I fought then, gave it all I had, but he drove me back hard into the wall, the breath slamming out of my chest as I gulped for air.

“Cassius was an exact replica of his father,” he said, leaning in close to me, almost nose to nose. “He was rash and charged headfirst into danger, all soldier, not a drop of leader in him, no restraint, not a diplomat, not a thinker. He was wholly consumed with war and blood.”

But how could he say that? Cassius was young by vampyr standards. He’d aged little, never seen peace, never known the changed world.

“He wanted to get home to Nerilla,” I managed to get out, sucking in a breath. “You don’t know what his future would have been. He was already changing, wanting his mate; he could have been a great king.”

“But instead he died, and I wept tears of joy while all others mourned,” he confessed, hand around my neck as he leaned back, holding me pinned to the wall.

I glanced behind him and saw that Marcellus and Nerilla were gone, but the guards that had been standing with Marcellus and Alrek when Nerilla and I came upon them were all dead, decapitated, the pooling blood soaking into the dirt.

“Such a waste,” I choked out, my eyes returning to Gideon. “Why?”

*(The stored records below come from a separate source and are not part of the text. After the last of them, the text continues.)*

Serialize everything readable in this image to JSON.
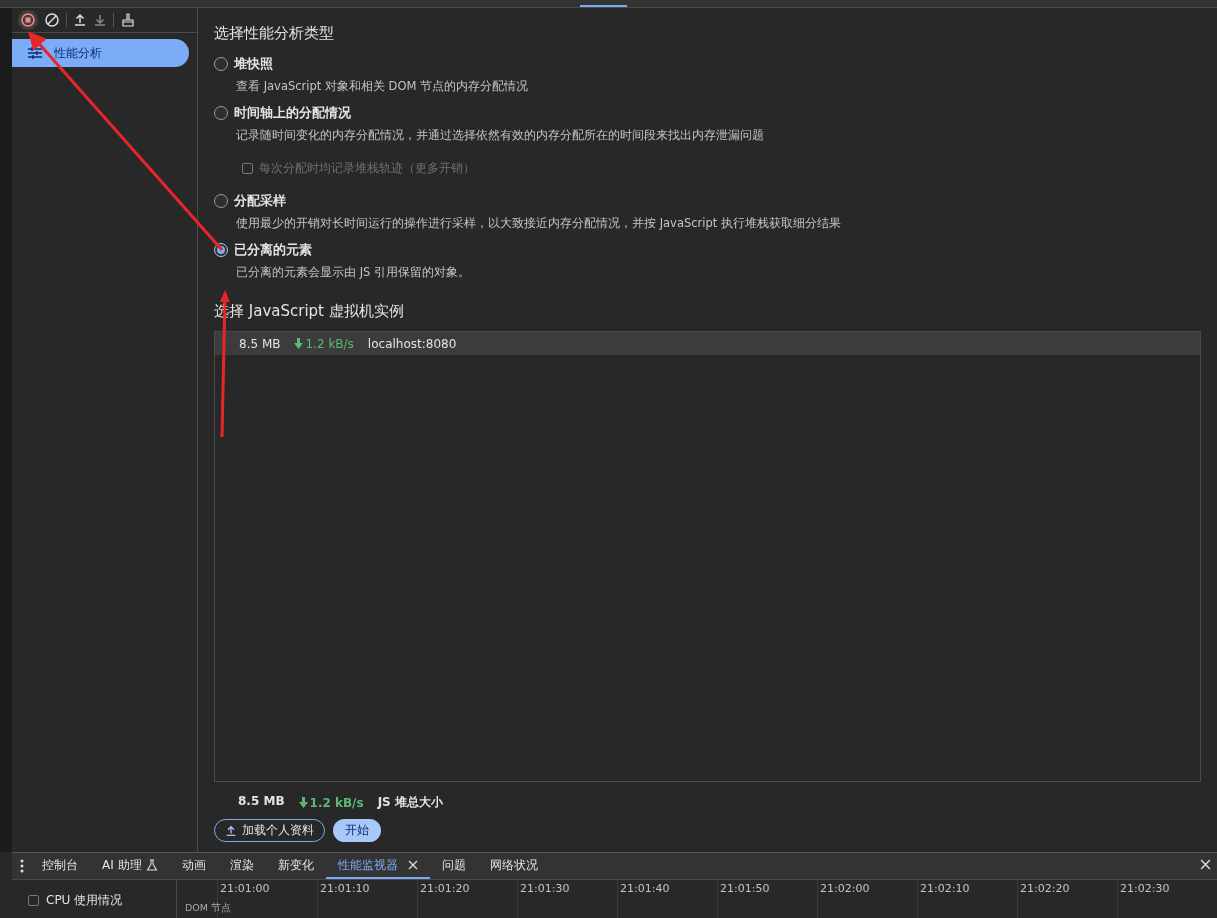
{
  "sidebar": {
    "items": [
      {
        "label": "性能分析",
        "selected": true
      }
    ]
  },
  "profile_types": {
    "heading": "选择性能分析类型",
    "options": [
      {
        "label": "堆快照",
        "description": "查看 JavaScript 对象和相关 DOM 节点的内存分配情况",
        "selected": false
      },
      {
        "label": "时间轴上的分配情况",
        "description": "记录随时间变化的内存分配情况，并通过选择依然有效的内存分配所在的时间段来找出内存泄漏问题",
        "selected": false,
        "sub_option": {
          "label": "每次分配时均记录堆栈轨迹（更多开销）",
          "checked": false,
          "disabled": true
        }
      },
      {
        "label": "分配采样",
        "description": "使用最少的开销对长时间运行的操作进行采样，以大致接近内存分配情况，并按 JavaScript 执行堆栈获取细分结果",
        "selected": false
      },
      {
        "label": "已分离的元素",
        "description": "已分离的元素会显示由 JS 引用保留的对象。",
        "selected": true
      }
    ]
  },
  "vm": {
    "heading": "选择 JavaScript 虚拟机实例",
    "instances": [
      {
        "size": "8.5 MB",
        "rate": "1.2 kB/s",
        "url": "localhost:8080",
        "selected": true
      }
    ]
  },
  "totals": {
    "size": "8.5 MB",
    "rate": "1.2 kB/s",
    "label": "JS 堆总大小"
  },
  "buttons": {
    "load": "加载个人资料",
    "start": "开始"
  },
  "drawer": {
    "tabs": [
      {
        "label": "控制台",
        "selected": false,
        "experimental": false
      },
      {
        "label": "AI 助理",
        "selected": false,
        "experimental": true
      },
      {
        "label": "动画",
        "selected": false,
        "experimental": false
      },
      {
        "label": "渲染",
        "selected": false,
        "experimental": false
      },
      {
        "label": "新变化",
        "selected": false,
        "experimental": false
      },
      {
        "label": "性能监视器",
        "selected": true,
        "experimental": false
      },
      {
        "label": "问题",
        "selected": false,
        "experimental": false
      },
      {
        "label": "网络状况",
        "selected": false,
        "experimental": false
      }
    ],
    "metrics": [
      {
        "label": "CPU 使用情况",
        "checked": false
      }
    ],
    "timeline": {
      "series_label": "DOM 节点",
      "ticks": [
        "21:01:00",
        "21:01:10",
        "21:01:20",
        "21:01:30",
        "21:01:40",
        "21:01:50",
        "21:02:00",
        "21:02:10",
        "21:02:20",
        "21:02:30"
      ]
    }
  }
}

“Because of you,” he declared, and I heard the hatred in his voice that I had missed because he’d hidden it so well.

“No.”

“Oh yes,” he hissed, grabbing the chain around my neck that bore Varic’s seal, yanking hard, surprise flickering across his face when it didn’t snap. “Varic was perfect. He was all logic, an intellectual, educated, thoughtful, ruled by reason alone. The rutting he did was measured. Even when it seemed as though he’d given himself over to pleasure, all one had to do was tell him he was needed and he would turn from every earthly pursuit.”

All I could do was listen; I couldn’t do anything else. He could crush my trachea easily, and I wanted to live to see Varic again.

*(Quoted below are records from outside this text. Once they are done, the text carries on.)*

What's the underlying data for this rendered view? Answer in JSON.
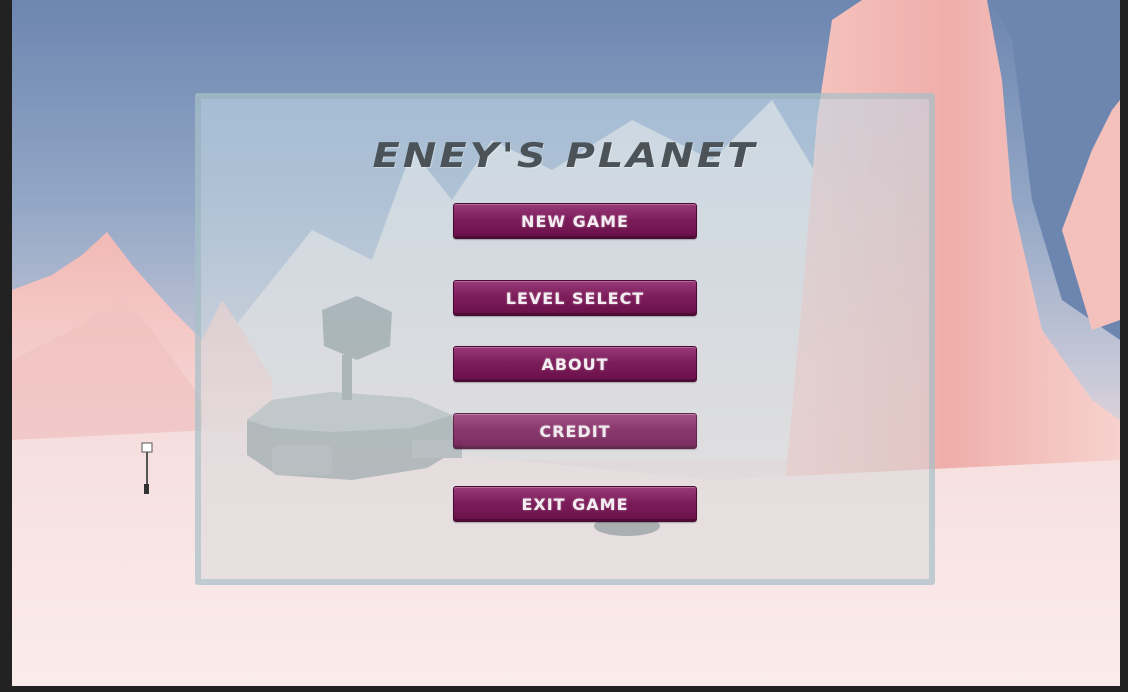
{
  "game": {
    "title": "ENEY'S PLANET"
  },
  "menu": {
    "new_game": "NEW GAME",
    "level_select": "LEVEL SELECT",
    "about": "ABOUT",
    "credit": "CREDIT",
    "exit_game": "EXIT GAME"
  },
  "colors": {
    "sky": "#6d86b0",
    "terrain": "#f3cfcf",
    "button": "#7c1d5a",
    "title": "#4b5358"
  }
}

He dropped the chain, letting it fall back against my clavicle, stared a moment, and then recaptured my gaze. “He was our salvation, a king who would bring the Noreia out of the dark and into the light, a monarch we could count on who would be governed by sound judgment and never swayed by something as fleeting as passion.”

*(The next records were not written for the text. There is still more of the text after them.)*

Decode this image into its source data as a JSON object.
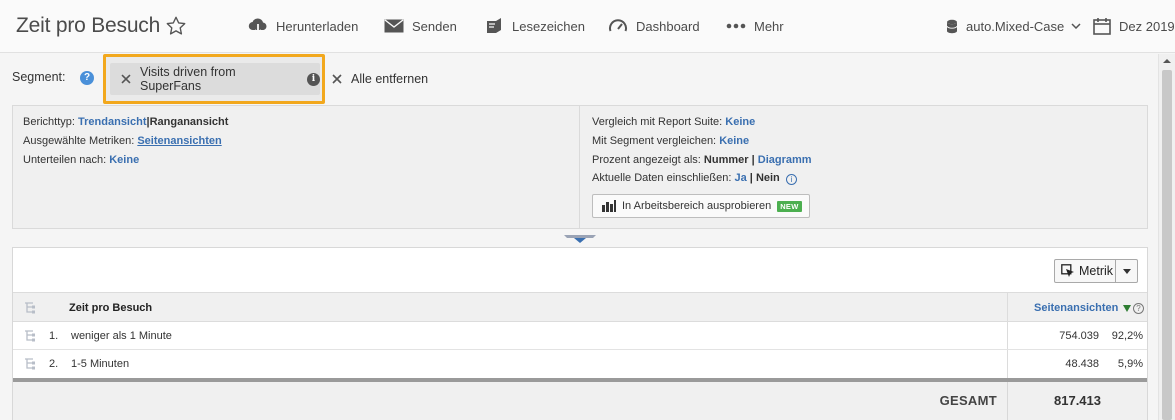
{
  "header": {
    "title": "Zeit pro Besuch",
    "toolbar": {
      "download": "Herunterladen",
      "send": "Senden",
      "bookmark": "Lesezeichen",
      "dashboard": "Dashboard",
      "more": "Mehr"
    },
    "report_suite": "auto.Mixed-Case",
    "date": "Dez 2019"
  },
  "segment_bar": {
    "label": "Segment:",
    "help_glyph": "?",
    "chip": "Visits driven from SuperFans",
    "chip_info_glyph": "i",
    "remove_all": "Alle entfernen"
  },
  "info_panel": {
    "report_type_label": "Berichttyp:",
    "report_type_trend": "Trendansicht",
    "report_type_sep": "|",
    "report_type_ranked": "Ranganansicht",
    "metrics_label": "Ausgewählte Metriken:",
    "metrics_value": "Seitenansichten",
    "breakdown_label": "Unterteilen nach:",
    "breakdown_value": "Keine",
    "compare_suite_label": "Vergleich mit Report Suite:",
    "compare_suite_value": "Keine",
    "compare_segment_label": "Mit Segment vergleichen:",
    "compare_segment_value": "Keine",
    "percent_label": "Prozent angezeigt als:",
    "percent_number": "Nummer",
    "percent_sep": "|",
    "percent_chart": "Diagramm",
    "current_label": "Aktuelle Daten einschließen:",
    "current_yes": "Ja",
    "current_sep": "|",
    "current_no": "Nein",
    "current_info_glyph": "i",
    "try_workspace": "In Arbeitsbereich ausprobieren",
    "new_badge": "NEW"
  },
  "table": {
    "metric_button": "Metrik",
    "dimension_header": "Zeit pro Besuch",
    "metric_header": "Seitenansichten",
    "help_glyph": "?",
    "rows": [
      {
        "num": "1.",
        "label": "weniger als 1 Minute",
        "value": "754.039",
        "pct": "92,2%"
      },
      {
        "num": "2.",
        "label": "1-5 Minuten",
        "value": "48.438",
        "pct": "5,9%"
      }
    ],
    "total_label": "GESAMT",
    "total_value": "817.413"
  },
  "colors": {
    "highlight": "#f2a81d",
    "link": "#3a6fb0",
    "new_badge": "#4caf50",
    "sort_arrow": "#2e7d32"
  },
  "icons": [
    "star-icon",
    "download-cloud-icon",
    "envelope-icon",
    "bookmark-icon",
    "gauge-icon",
    "ellipsis-icon",
    "database-icon",
    "chevron-down-icon",
    "calendar-icon",
    "close-icon",
    "info-icon",
    "help-icon",
    "workspace-icon",
    "cursor-icon",
    "tree-icon",
    "scroll-up-icon"
  ]
}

I needed to stay calm, because panicking would do me no good.

“But then I saw you that first night, Jason,” he said almost sadly. “I saw Varic’s eyes change. I saw his beast rise and then go docile with just a word from you, with a caress.”

He was missing what a gift Varic’s control was, how he’d never be lost to the bloodlust like his brother had, and how, if Gideon so prized reason, Varic now had dominion over that part of himself as well. And yes, he could lose control with me, but only with me. At other times, if the wolf was needed, now he could come out of it so quickly. He wasn’t seeing that it was Varic who held sway over the animal that lived inside of him, and no longer the other way around.

“I went to speak to Niko Gann, and he told me how Varic slaughtered men to reach you and then responded to your voice, your touch, and became a man again faster than had ever been reported. I told him it was Varic, his strength and innate grace, but he said no, it was you, the matan, with your power to bring peace, along with that terrifying barrier.”

“No,” I croaked out. “You’re right. It’s Varic. It’s all Varic.”

He shook his head. “It can’t be, Jason, because he never had such power before.”

“You killed Niko,” I whispered, all the volume I had left in me.

“Of course,” he admitted, leaning in close again. “I couldn’t have him tell anyone that I was there speaking to him. The lost feed from the prison was easily explained away, but having Niko speak to Hadrian… that could never be allowed to happen.”